Milhares de pessoas morrem anualmente desta doença no mundo afora, principalmente na África. Muitas nações jamais conseguiriam combatê-la sozinha. Necessitariam de auxílio e, mais que apenas de recursos, do modo brasileiro de mobilização e de organização. O programa brasileiro é hoje, no mundo, o principal exemplo de enfrentamento desta devastadora epidemia. O seu reconhecimento em larga escala serviria de mote para que as nações ricas liberassem recursos para as mais pobres e ensinaria às mais pobres as estratégias que conduziram à melhor situação atual de nosso país.

Muitas pessoas contribuíram para a organização do programa brasileiro, em sua resposta às demandas geradas pela epidemia, encaminhadas pelo movimento social e possibilitadas pela lei. Contudo, uma pequena mulher se destacou. Dra. Lair Guerra de Macedo Rodrigues, dirigiu o programa durante os 10 anos mais críticos e o moldou ao seu estilo: audaz, ambicioso e justo. Esta pequena cabocla, de 61 anos, assistente social e biomédica de formação, nasceu em Curimatá, nos confins do Piauí, nos limites com a Bahia e com Tocantins. Graduou-se na Universidade Federal de Pernambuco, foi professora da Universidade Federal do Piauí e da Universidade de Brasília.

Pertence a uma família de sertanejos brilhantes: irmã de Carlyle Guerra de Macedo, ex-diretor e Diretor Emérito da Organização Pan-Americana de Saúde e de Alvimar, famoso clínico de Brasília. Fez pós-graduação nos Centro de Controle de Doenças (CDC) e em Harvard, nos Estados Unidos. Voltou ao Brasil e dirigiu o Programa de Saúde Materno-Infantil do Ministério da Saúde, de onde foi destinada a lutar contra a AIDS. Incansável, enfrentou a burocracia, os políticos e os governantes para alcançar as sua metas. Desenvolta, soube buscar os então críticos recursos internacionais.

Tragicamente, contudo, quando retornava de uma palestra sobre AIDS em Recife, em agosto de 1996, sofreu um grave acidente automobilístico. Permaneceu em coma durante dois meses e, desde então, as seqüelas a impedem de exercer plenamente sua profissão. Neste mesmo ano, recebeu o título de Personalidade da Década, concedido pela Confederação Brasileira de Mulheres e pelo Instituto Internacional para o Desenvolvimento da Juventude. Apesar do grave acidente, Lair está lúcida e pronta para receber e reconhecer homenagens.

Infelizmente, nações não recebem o Prêmio Nobel da Paz e, portanto, o Estado Brasileiro não pode ser premiado por seu magnífico exemplo de solidariedade e de justiça, oriundos do âmago da alma brasileira e do coração de sua Constituição. Pessoas podem, entretanto. Por ser um mártir da luta contra a AIDS, Lair Guerra de Macedo Rodrigues é a pessoa indicada para recebê-lo. Em reconhecimento a ela, a Assembléia Geral da Sociedade Brasileira de Medicina Tropical, reunida durante o seu XL Congresso em Aracaju, indicou o seu nome para o Prêmio Nobel da Paz em 9 de março de 2004, para providências junto ao Governo do Brasil.
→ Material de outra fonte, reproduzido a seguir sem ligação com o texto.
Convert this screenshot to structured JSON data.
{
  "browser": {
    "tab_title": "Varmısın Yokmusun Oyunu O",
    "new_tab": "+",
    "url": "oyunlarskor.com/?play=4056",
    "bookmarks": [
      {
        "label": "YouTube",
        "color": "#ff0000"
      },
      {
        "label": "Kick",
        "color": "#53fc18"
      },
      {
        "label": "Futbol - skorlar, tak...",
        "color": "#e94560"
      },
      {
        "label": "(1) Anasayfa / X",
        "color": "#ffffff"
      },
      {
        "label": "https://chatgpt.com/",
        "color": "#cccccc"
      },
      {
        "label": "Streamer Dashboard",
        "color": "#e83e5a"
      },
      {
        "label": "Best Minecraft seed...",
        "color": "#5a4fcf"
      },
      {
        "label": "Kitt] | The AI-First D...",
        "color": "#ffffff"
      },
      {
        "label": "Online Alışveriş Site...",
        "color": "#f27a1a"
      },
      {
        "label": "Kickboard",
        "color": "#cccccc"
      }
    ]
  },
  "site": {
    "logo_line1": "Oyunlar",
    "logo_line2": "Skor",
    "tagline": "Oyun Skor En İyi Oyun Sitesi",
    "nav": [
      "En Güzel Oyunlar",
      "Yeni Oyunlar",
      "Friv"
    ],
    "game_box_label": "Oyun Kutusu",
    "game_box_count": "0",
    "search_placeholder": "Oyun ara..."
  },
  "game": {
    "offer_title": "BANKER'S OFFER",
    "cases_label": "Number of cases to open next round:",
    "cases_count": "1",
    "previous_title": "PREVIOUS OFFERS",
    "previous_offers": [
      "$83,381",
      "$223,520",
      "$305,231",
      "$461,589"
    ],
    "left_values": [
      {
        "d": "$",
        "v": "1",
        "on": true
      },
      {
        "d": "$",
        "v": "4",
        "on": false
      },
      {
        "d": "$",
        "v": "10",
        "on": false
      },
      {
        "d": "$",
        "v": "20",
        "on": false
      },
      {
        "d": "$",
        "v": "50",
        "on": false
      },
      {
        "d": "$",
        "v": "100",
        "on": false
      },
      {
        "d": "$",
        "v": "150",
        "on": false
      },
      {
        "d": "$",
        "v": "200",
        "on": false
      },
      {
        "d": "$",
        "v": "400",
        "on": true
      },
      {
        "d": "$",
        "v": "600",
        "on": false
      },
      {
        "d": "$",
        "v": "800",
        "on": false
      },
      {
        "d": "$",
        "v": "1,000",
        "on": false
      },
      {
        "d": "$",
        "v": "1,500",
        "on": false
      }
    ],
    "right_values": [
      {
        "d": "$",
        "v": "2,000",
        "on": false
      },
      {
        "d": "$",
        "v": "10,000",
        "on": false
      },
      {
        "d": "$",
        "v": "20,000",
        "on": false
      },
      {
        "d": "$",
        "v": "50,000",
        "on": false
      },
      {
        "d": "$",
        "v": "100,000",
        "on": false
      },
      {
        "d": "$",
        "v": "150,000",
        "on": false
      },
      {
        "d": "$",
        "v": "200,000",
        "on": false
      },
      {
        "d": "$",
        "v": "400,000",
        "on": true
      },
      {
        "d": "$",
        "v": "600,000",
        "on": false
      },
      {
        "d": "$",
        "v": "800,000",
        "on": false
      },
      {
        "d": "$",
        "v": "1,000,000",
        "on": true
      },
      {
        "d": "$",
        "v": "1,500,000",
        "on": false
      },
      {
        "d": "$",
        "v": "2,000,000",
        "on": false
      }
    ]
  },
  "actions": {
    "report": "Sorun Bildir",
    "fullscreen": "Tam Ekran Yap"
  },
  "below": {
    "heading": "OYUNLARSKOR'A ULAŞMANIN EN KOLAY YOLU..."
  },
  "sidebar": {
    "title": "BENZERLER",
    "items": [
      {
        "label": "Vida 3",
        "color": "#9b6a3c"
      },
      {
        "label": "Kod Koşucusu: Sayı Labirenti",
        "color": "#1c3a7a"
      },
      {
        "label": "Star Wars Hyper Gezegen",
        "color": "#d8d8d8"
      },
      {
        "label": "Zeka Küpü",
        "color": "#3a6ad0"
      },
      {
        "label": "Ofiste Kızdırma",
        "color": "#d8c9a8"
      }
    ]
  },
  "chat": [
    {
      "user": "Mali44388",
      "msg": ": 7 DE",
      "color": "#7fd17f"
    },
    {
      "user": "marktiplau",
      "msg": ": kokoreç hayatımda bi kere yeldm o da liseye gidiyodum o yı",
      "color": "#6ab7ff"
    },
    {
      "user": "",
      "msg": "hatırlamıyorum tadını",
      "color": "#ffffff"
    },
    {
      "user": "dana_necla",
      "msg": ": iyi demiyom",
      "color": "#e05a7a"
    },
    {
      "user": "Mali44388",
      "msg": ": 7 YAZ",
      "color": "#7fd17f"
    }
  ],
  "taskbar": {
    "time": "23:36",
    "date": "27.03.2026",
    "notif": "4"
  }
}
Seguindo o seu gesto, em nome de todo o Brasil, dos ousados e tenazes caboclos e sertanejos, o Governo do Piauí também solicitou, pessoalmente, ao Presidente da República em sua recente viagem à China, a sua indicação para esta honraria que o povo brasileiro ainda não pôde ser agraciado. Com esta sábia nominação, muito ganharão as pessoas pobres naqueles países em desenvolvimento onde é pior a situação da AIDS.